Warmup
- 10 minutes easy jogging
- 4 x 100m strides at half-marathon effort, walk back recovery
- Dynamic drills: A-skips, B-skips, lateral shuffles
Main Set
4 x 2000m at threshold effort with 60 seconds easy jog between reps.
- Threshold effort means comfortably hard. You can speak a short sentence but wouldn’t want to hold a conversation. Think half-marathon race pace for most runners, or roughly 25 to 30 seconds per mile slower than 5K pace.
- Lap splits should be even or slightly negative (second half of each rep the same speed or a touch faster than the first half).
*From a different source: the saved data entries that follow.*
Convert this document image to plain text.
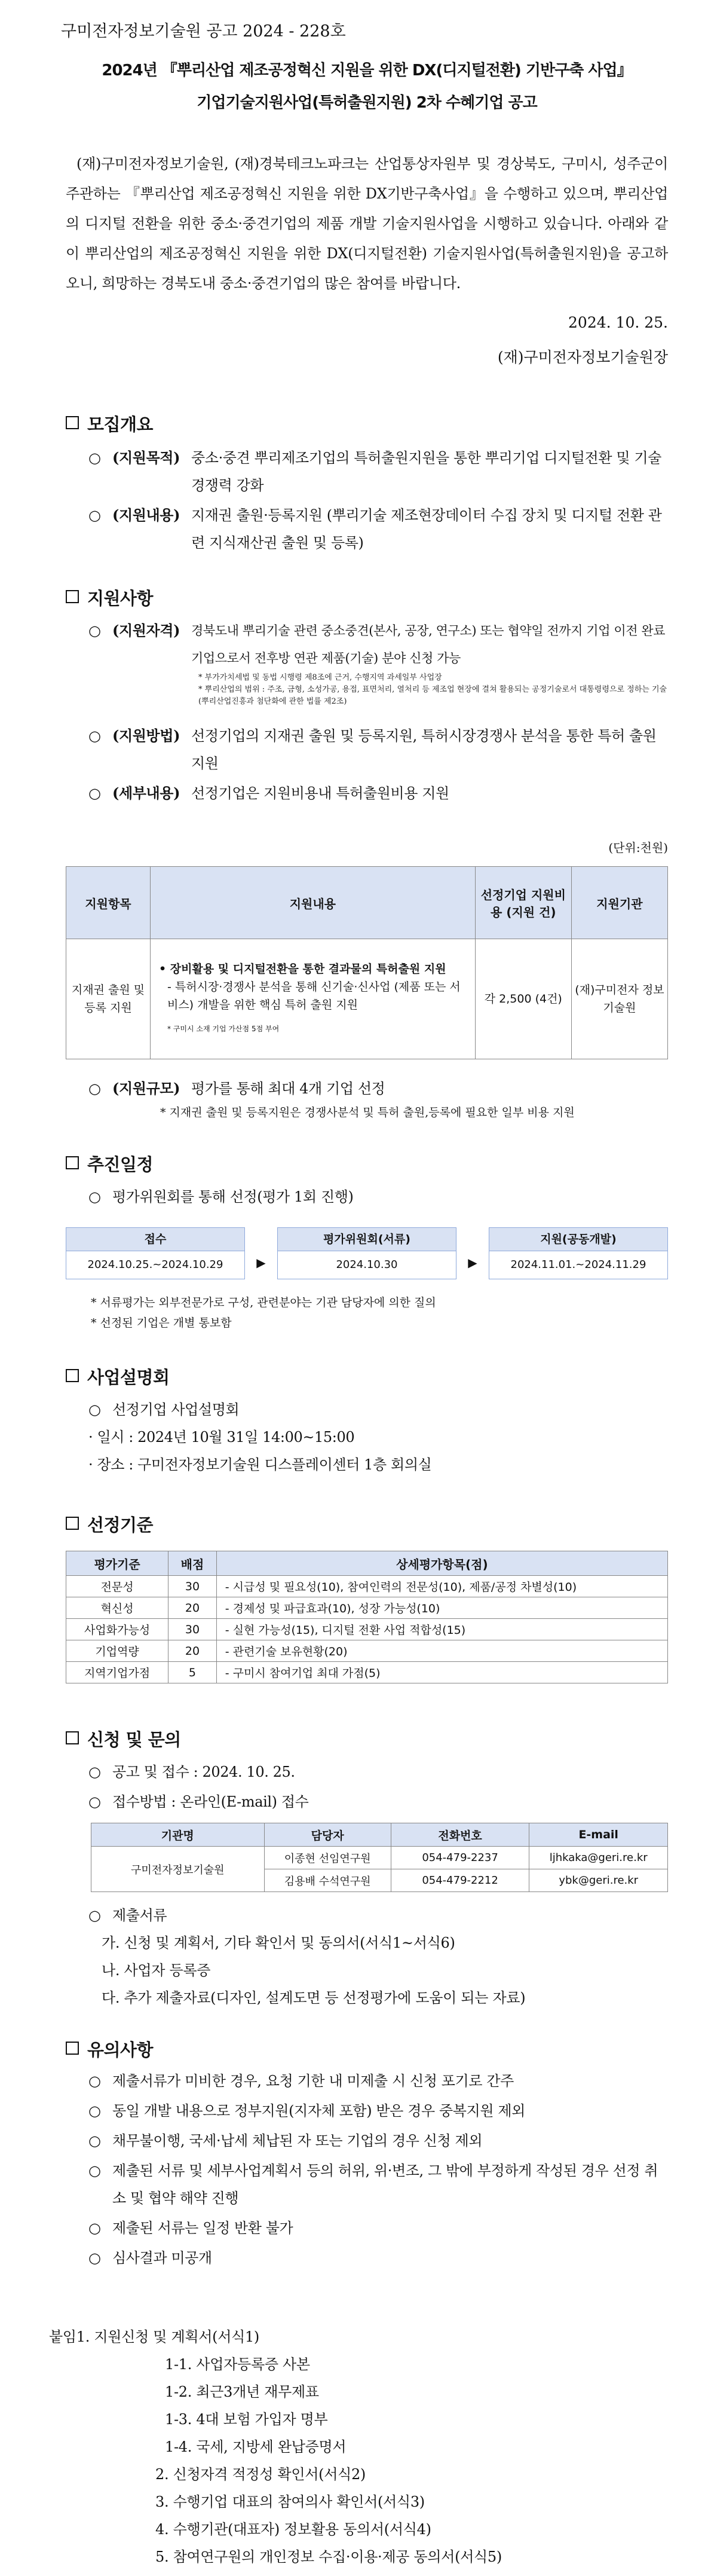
구미전자정보기술원 공고 2024 - 228호
2024년 『뿌리산업 제조공정혁신 지원을 위한 DX(디지털전환) 기반구축 사업』
기업기술지원사업(특허출원지원) 2차 수혜기업 공고
(재)구미전자정보기술원, (재)경북테크노파크는 산업통상자원부 및 경상북도, 구미시, 성주군이 주관하는 『뿌리산업 제조공정혁신 지원을 위한 DX기반구축사업』을 수행하고 있으며, 뿌리산업의 디지털 전환을 위한 중소·중견기업의 제품 개발 기술지원사업을 시행하고 있습니다. 아래와 같이 뿌리산업의 제조공정혁신 지원을 위한 DX(디지털전환) 기술지원사업(특허출원지원)을 공고하오니, 희망하는 경북도내 중소·중견기업의 많은 참여를 바랍니다.
2024. 10. 25.
(재)구미전자정보기술원장
모집개요
○ (지원목적) 중소·중견 뿌리제조기업의 특허출원지원을 통한 뿌리기업 디지털전환 및 기술 경쟁력 강화
○ (지원내용) 지재권 출원·등록지원 (뿌리기술 제조현장데이터 수집 장치 및 디지털 전환 관련 지식재산권 출원 및 등록)
지원사항
○ (지원자격) 경북도내 뿌리기술 관련 중소중견(본사, 공장, 연구소) 또는 협약일 전까지 기업 이전 완료 기업으로서 전후방 연관 제품(기술) 분야 신청 가능
* 부가가치세법 및 동법 시행령 제8조에 근거, 수행지역 과세일부 사업장
* 뿌리산업의 범위 : 주조, 금형, 소성가공, 용접, 표면처리, 열처리 등 제조업 현장에 결쳐 활용되는 공정기술로서 대통령령으로 정하는 기술 (뿌리산업진흥과 첨단화에 관한 법률 제2조)
○ (지원방법) 선정기업의 지재권 출원 및 등록지원, 특허시장경쟁사 분석을 통한 특허 출원지원
○ (세부내용) 선정기업은 지원비용내 특허출원비용 지원
(단위:천원)
지원항목	지원내용	선정기업 지원비용 (지원 건)	지원기관
지재권 출원 및 등록 지원	• 장비활용 및 디지털전환을 통한 결과물의 특허출원 지원
- 특허시장·경쟁사 분석을 통해 신기술·신사업 (제품 또는 서비스) 개발을 위한 핵심 특허 출원 지원
* 구미시 소재 기업 가산점 5점 부여	각 2,500 (4건)	(재)구미전자 정보기술원
○ (지원규모) 평가를 통해 최대 4개 기업 선정
* 지재권 출원 및 등록지원은 경쟁사분석 및 특허 출원,등록에 필요한 일부 비용 지원
추진일정
○ 평가위원회를 통해 선정(평가 1회 진행)
접수
2024.10.25.~2024.10.29	▶
평가위원회(서류)
2024.10.30	▶
지원(공동개발)
2024.11.01.~2024.11.29
* 서류평가는 외부전문가로 구성, 관련분야는 기관 담당자에 의한 질의
* 선정된 기업은 개별 통보함
사업설명회
○ 선정기업 사업설명회
· 일시 : 2024년 10월 31일 14:00~15:00
· 장소 : 구미전자정보기술원 디스플레이센터 1층 회의실
선정기준
평가기준	배점	상세평가항목(점)
전문성	30	- 시급성 및 필요성(10), 참여인력의 전문성(10), 제품/공정 차별성(10)
혁신성	20	- 경제성 및 파급효과(10), 성장 가능성(10)
사업화가능성	30	- 실현 가능성(15), 디지털 전환 사업 적합성(15)
기업역량	20	- 관련기술 보유현황(20)
지역기업가점	5	- 구미시 참여기업 최대 가점(5)
신청 및 문의
○ 공고 및 접수 : 2024. 10. 25.
○ 접수방법 : 온라인(E-mail) 접수
기관명	담당자	전화번호	E-mail
구미전자정보기술원	이종현 선임연구원	054-479-2237	ljhkaka@geri.re.kr
	김용배 수석연구원	054-479-2212	ybk@geri.re.kr
○ 제출서류
가. 신청 및 계획서, 기타 확인서 및 동의서(서식1~서식6)
나. 사업자 등록증
다. 추가 제출자료(디자인, 설계도면 등 선정평가에 도움이 되는 자료)
유의사항
○ 제출서류가 미비한 경우, 요청 기한 내 미제출 시 신청 포기로 간주
○ 동일 개발 내용으로 정부지원(지자체 포함) 받은 경우 중복지원 제외
○ 채무불이행, 국세·납세 체납된 자 또는 기업의 경우 신청 제외
○ 제출된 서류 및 세부사업계획서 등의 허위, 위·변조, 그 밖에 부정하게 작성된 경우 선정 취소 및 협약 해약 진행
○ 제출된 서류는 일정 반환 불가
○ 심사결과 미공개
붙임1. 지원신청 및 계획서(서식1)
1-1. 사업자등록증 사본
1-2. 최근3개년 재무제표
1-3. 4대 보험 가입자 명부
1-4. 국세, 지방세 완납증명서
2. 신청자격 적정성 확인서(서식2)
3. 수행기업 대표의 참여의사 확인서(서식3)
4. 수행기관(대표자) 정보활용 동의서(서식4)
5. 참여연구원의 개인정보 수집·이용·제공 동의서(서식5)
- 60 seconds recovery between reps — short enough that you don’t fully recover, which is the point.
Cooldown
- 10 to 15 minutes easy jogging
- Static stretching as needed
Coach’s Notes
Threshold work is about teaching your body to clear lactate at a steady pace. The key is consistency, not heroics. If rep 1 is dramatically faster than rep 4, you started too hot.
Use the watch for feedback but run by feel first. Threshold should feel like a pace you could hold for 40 to 60 minutes in a race. On the track it feels controlled because you know a break is coming.
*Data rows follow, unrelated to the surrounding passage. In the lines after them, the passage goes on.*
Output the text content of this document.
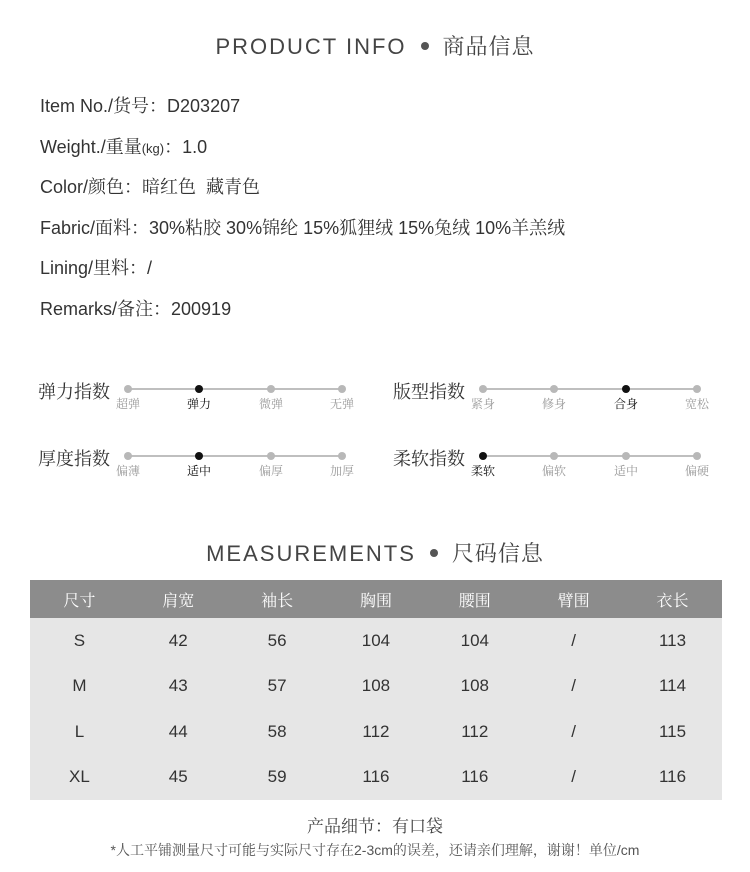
PRODUCT INFO 商品信息
Item No./货号：D203207
Weight./重量(kg)：1.0
Color/颜色：暗红色  藏青色
Fabric/面料：30%粘胶 30%锦纶 15%狐狸绒 15%兔绒 10%羊羔绒
Lining/里料：/
Remarks/备注：200919
弹力指数
超弹	弹力	微弹	无弹
版型指数
紧身	修身	合身	宽松
厚度指数
偏薄	适中	偏厚	加厚
柔软指数
柔软	偏软	适中	偏硬
MEASUREMENTS 尺码信息
尺寸	肩宽	袖长	胸围	腰围	臂围	衣长
S	42	56	104	104	/	113
M	43	57	108	108	/	114
L	44	58	112	112	/	115
XL	45	59	116	116	/	116
产品细节：有口袋
*人工平铺测量尺寸可能与实际尺寸存在2-3cm的误差，还请亲们理解，谢谢！单位/cm
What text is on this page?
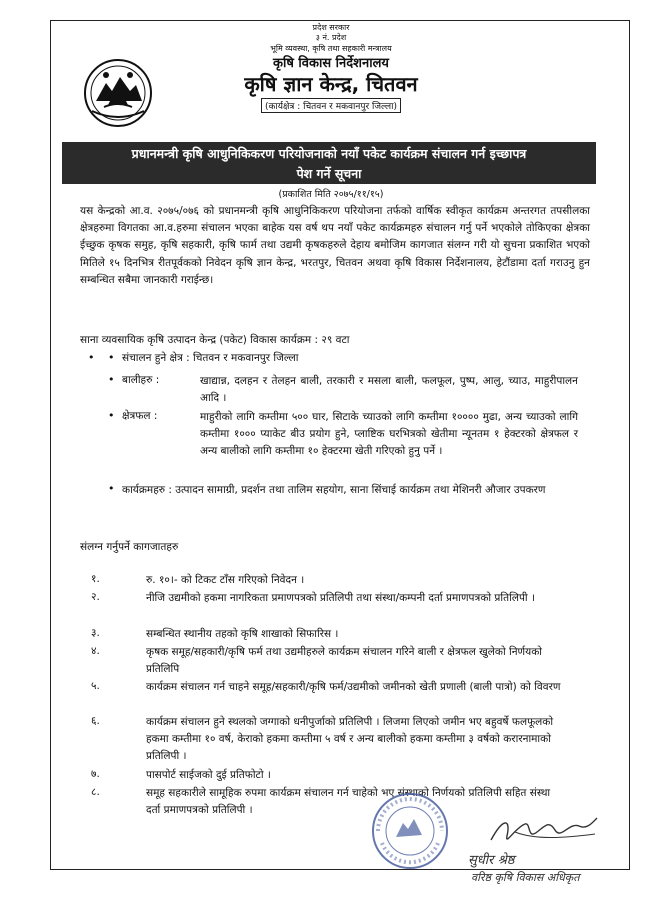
प्रदेश सरकार
३ नं. प्रदेश
भूमि व्यवस्था, कृषि तथा सहकारी मन्त्रालय
कृषि विकास निर्देशनालय
कृषि ज्ञान केन्द्र, चितवन
(कार्यक्षेत्र : चितवन र मकवानपुर जिल्ला)
प्रधानमन्त्री कृषि आधुनिकिकरण परियोजनाको नयाँ पकेट कार्यक्रम संचालन गर्न इच्छापत्र
पेश गर्ने सूचना
(प्रकाशित मिति २०७५/११/१५)
यस केन्द्रको आ.व. २०७५/०७६ को प्रधानमन्त्री कृषि आधुनिकिकरण परियोजना तर्फको वार्षिक स्वीकृत कार्यक्रम अन्तरगत तपसीलका क्षेत्रहरुमा विगतका आ.व.हरुमा संचालन भएका बाहेक यस वर्ष थप नयाँ पकेट कार्यक्रमहरु संचालन गर्नु पर्ने भएकोले तोकिएका क्षेत्रका ईच्छुक कृषक समुह, कृषि सहकारी, कृषि फार्म तथा उद्यमी कृषकहरुले देहाय बमोजिम कागजात संलग्न गरी यो सुचना प्रकाशित भएको मितिले १५ दिनभित्र रीतपूर्वकको निवेदन कृषि ज्ञान केन्द्र, भरतपुर, चितवन अथवा कृषि विकास निर्देशनालय, हेटौंडामा दर्ता गराउनु हुन सम्बन्धित सबैमा जानकारी गराईन्छ।
साना व्यवसायिक कृषि उत्पादन केन्द्र (पकेट) विकास कार्यक्रम : २९ वटा
• • संचालन हुने क्षेत्र : चितवन र मकवानपुर जिल्ला
• बालीहरु :	खाद्यान्न, दलहन र तेलहन बाली, तरकारी र मसला बाली, फलफूल, पुष्प, आलु, च्याउ, माहुरीपालन आदि ।
• क्षेत्रफल :	माहुरीको लागि कम्तीमा ५०० घार, सिटाके च्याउको लागि कम्तीमा १०००० मुढा, अन्य च्याउको लागि कम्तीमा १००० प्याकेट बीउ प्रयोग हुने, प्लाष्टिक घरभित्रको खेतीमा न्यूनतम १ हेक्टरको क्षेत्रफल र अन्य बालीको लागि कम्तीमा १० हेक्टरमा खेती गरिएको हुनु पर्ने ।
• कार्यक्रमहरु : उत्पादन सामाग्री, प्रदर्शन तथा तालिम सहयोग, साना सिंचाई कार्यक्रम तथा मेशिनरी औजार उपकरण
संलग्न गर्नुपर्ने कागजातहरु
१.	रु. १०।- को टिकट टाँस गरिएको निवेदन ।
२.	नीजि उद्यमीको हकमा नागरिकता प्रमाणपत्रको प्रतिलिपी तथा संस्था/कम्पनी दर्ता प्रमाणपत्रको प्रतिलिपी ।
३.	सम्बन्धित स्थानीय तहको कृषि शाखाको सिफारिस ।
४.	कृषक समूह/सहकारी/कृषि फर्म तथा उद्यमीहरुले कार्यक्रम संचालन गरिने बाली र क्षेत्रफल खुलेको निर्णयको प्रतिलिपि
५.	कार्यक्रम संचालन गर्न चाहने समूह/सहकारी/कृषि फर्म/उद्यमीको जमीनको खेती प्रणाली (बाली पात्रो) को विवरण
६.	कार्यक्रम संचालन हुने स्थलको जग्गाको धनीपुर्जाको प्रतिलिपी । लिजमा लिएको जमीन भए बहुवर्षे फलफूलको हकमा कम्तीमा १० वर्ष, केराको हकमा कम्तीमा ५ वर्ष र अन्य बालीको हकमा कम्तीमा ३ वर्षको करारनामाको प्रतिलिपी ।
७.	पासपोर्ट साईजको दुई प्रतिफोटो ।
८.	समूह सहकारीले सामूहिक रुपमा कार्यक्रम संचालन गर्न चाहेको भए संस्थाको निर्णयको प्रतिलिपी सहित संस्था दर्ता प्रमाणपत्रको प्रतिलिपी ।
सुधीर श्रेष्ठ
वरिष्ठ कृषि विकास अधिकृत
Stay relaxed in the shoulders. When you feel tension creeping up, drop your arms and shake them out for a few strides.
Scaling
Newer runners: Run 4 x 1000m at the same effort with 90 seconds recovery. The pace will feel the same — you just accumulate less volume while you build fitness.
Advanced runners: Extend to 5 x 2000m or shift to 3 x 3000m at the same effort. Keep the recovery at 60 seconds either way.